3

I have a simple project. I need the help this is a related project. I need to read an HTML file and then convert it to JSON format. I want to get the matches as code and text. How I achieve this?

In this way, I have two HTML tags

<p>In practice, it is usually a bad idea to modify global variables inside the function scope since it often is the cause of confusion and weird errors that are hard to debug.<br />
If you want to modify a global variable via a function, it is recommended to pass it as an argument and reassign the return-value.<br />
For example:</p>

<pre><code class="{python} language-{python}">a_var = 2

def a_func(some_var):
    return 2**3

a_var = a_func(a_var)
print(a_var)
</code></pre>

mycode:

const fs = require('fs')
const showdown  = require('showdown')

var read =  fs.readFileSync('./test.md', 'utf8')

function importer(mdFile) {

    var result = []
    let json = {}

    var converter = new showdown.Converter()
    var text      = mdFile
    var html      = converter.makeHtml(text);

    for (var i = 0; i < html.length; i++) {
        htmlRead = html[i]
        if(html == html.match(/<p>(.*?)<\/p>/g))
            json.text = html.match(/<p>(.*?)<\/p>/g)

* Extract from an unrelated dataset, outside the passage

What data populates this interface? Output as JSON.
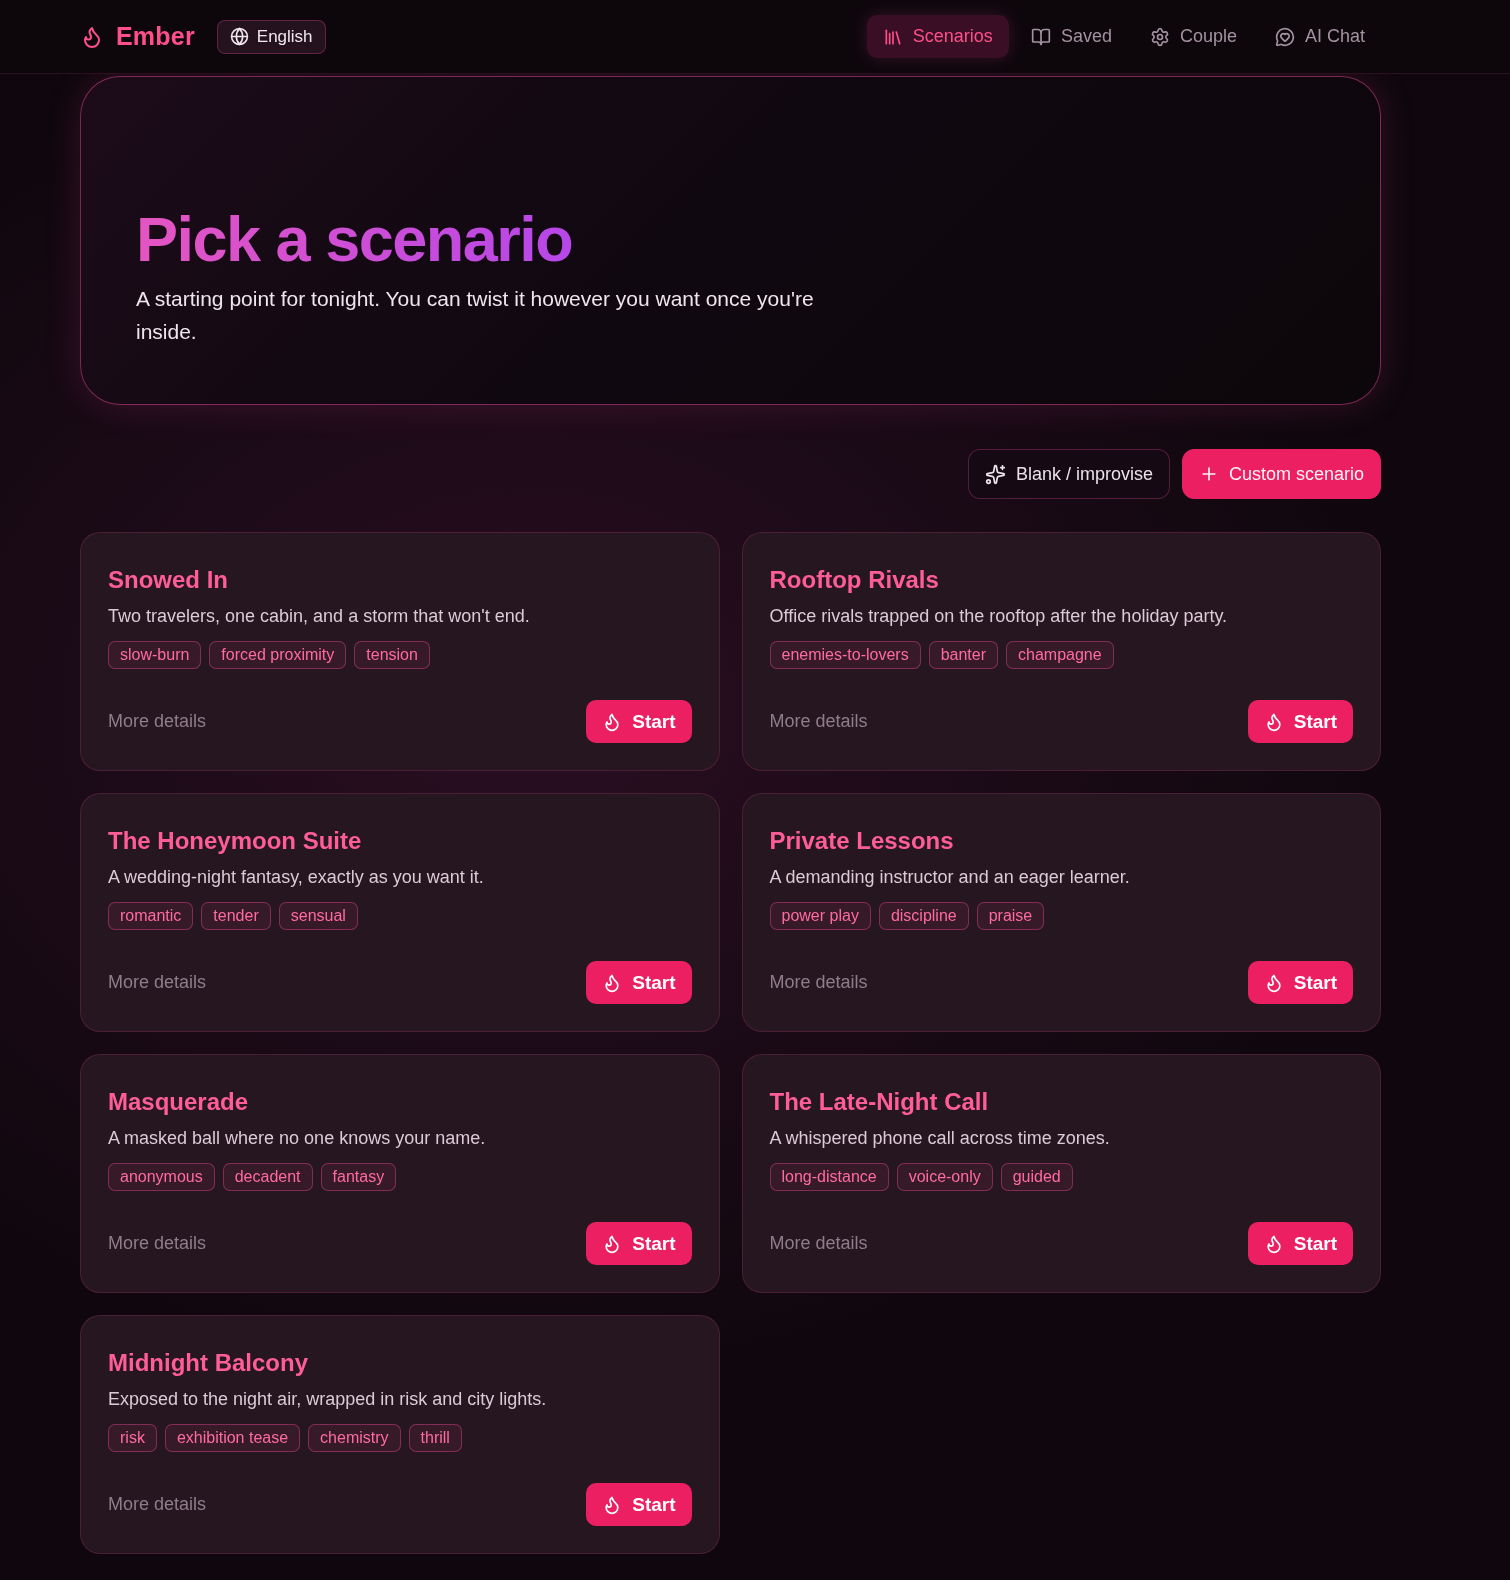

       if(html == html.match(/<pre>(.*?)<\/pre>/g))
            json.code = html.match(/<pre>(.*?)<\/pre>/g

    }

    return html
}
console.log(importer(read))

How do I get these matches on the code?

new code : I write all the p tags in the same json, how to write each p tag into different json blocks?

$('html').each(function(){
    if ($('p').text != undefined) {
        json.code = $('p').text()
        json.language = "Text"
    }
})

2 Answers 2

6

I would recommend using Cheerio. It tries to implement jQuery functionality to Node.js.

const cheerio = require('cheerio')

var html = "<p>In practice, it is usually a bad idea to modify global variables inside the function scope since it often be the cause of confusion and weird errors that are hard to debug.<br />If you want to modify a global variable via a function, it is recommended to pass it as an argument and reassign the return-value.<br />For example:</p>"

const $ = cheerio.load(html)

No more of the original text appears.